Ricky clicked his tongue. "Tricky. Could be looking at a hefty fine."

"I'm looking at a cell, they search this motor."

"My shooter, my rap." Reggie looked at him, furious. Never wanted to stomp a mudhole in anyone's ass so bad.

Marvin on the stereo singing, Inner city blues make me wanna holler.

Reggie switched the sound off, watching the cop approach the window. Middle-aged, judging by the gut and the fact his waistband came halfway up it. Only slivers of his face showing, the rest hidden by the mask, shades, and peaked cap. Not that Reggie was complaining. With their surgical masks and shades on, he and Ricky could pass for law-abiding citizens.

Reggie hit the button for the window. "Buenas Tardes." The cop nodded. He looked the type would rest his folded arms on the window, stick his head in and let you know who's boss. Not now, he wouldn't. Had to maintain a safe distance from the car.

"¿Papeles?" the cop said in a bored monotone. Reggie hesitated. What could he say? That's when Ricky jumped in, started running a spiel on him.

Ricky telling the cop he needed to get to his AA meeting, how Reggie was his sponsor. The barrier keeping him from diving into the bottom of a bottle in these troubling times. Especially now that he'd gotten news that his old man's cancer had spread to the lung. All in pidgin Spanish layered with a thick Irish accent. But the cop seemed to follow. Follow, he was holding Ricky's hand as the mad Paddy led him down the yellow-brick road.

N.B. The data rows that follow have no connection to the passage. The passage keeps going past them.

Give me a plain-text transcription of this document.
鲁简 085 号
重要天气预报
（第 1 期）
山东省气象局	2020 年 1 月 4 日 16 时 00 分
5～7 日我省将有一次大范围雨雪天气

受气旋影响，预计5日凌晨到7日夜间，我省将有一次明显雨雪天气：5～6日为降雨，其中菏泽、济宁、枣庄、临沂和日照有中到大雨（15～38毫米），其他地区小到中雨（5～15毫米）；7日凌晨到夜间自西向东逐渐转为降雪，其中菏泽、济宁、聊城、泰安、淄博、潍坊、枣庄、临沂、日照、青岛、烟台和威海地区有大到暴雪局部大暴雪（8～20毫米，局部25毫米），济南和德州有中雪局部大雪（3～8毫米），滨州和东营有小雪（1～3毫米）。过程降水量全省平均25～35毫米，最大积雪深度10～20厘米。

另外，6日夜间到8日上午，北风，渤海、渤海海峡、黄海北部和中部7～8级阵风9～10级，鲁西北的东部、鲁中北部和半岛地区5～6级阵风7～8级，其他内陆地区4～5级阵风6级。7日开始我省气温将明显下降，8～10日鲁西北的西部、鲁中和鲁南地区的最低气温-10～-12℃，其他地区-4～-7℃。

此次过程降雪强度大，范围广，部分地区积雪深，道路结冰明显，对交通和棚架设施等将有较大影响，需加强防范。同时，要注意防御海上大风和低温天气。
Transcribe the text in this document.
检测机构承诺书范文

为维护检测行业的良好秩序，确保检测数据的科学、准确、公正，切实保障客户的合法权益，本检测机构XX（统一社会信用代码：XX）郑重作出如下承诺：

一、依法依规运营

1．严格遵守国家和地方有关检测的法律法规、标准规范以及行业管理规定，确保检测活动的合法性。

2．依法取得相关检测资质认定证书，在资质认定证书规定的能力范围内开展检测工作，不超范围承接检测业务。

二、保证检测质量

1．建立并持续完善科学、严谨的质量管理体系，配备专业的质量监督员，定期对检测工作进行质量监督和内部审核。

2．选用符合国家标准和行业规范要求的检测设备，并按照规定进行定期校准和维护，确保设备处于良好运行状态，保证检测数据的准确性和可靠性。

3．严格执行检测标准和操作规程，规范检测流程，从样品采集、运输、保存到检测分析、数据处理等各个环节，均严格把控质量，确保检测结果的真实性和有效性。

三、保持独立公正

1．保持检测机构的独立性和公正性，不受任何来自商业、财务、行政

Reggie's smile remained in place long after the cop had waved them through. "You're something else. You could talk your way out of a headache."

"I've had plenty of those."

"For a man obsessed with keeping it real, you sure know your way around a lie."

"I went to three meetings when I first quit. And the old man's cancer has spread. The most believable lies are adhesive to the truth."

"That's messed up..."

"Worked, didn't it?"

"I meant about your pops."

"Yeah, well, what're you gonna do?"

A brief silence ensued.

"Let's go holler at mister Green," Reggie said. "See if he can't give us a hundred thousand reasons to get them Irish eyes smiling."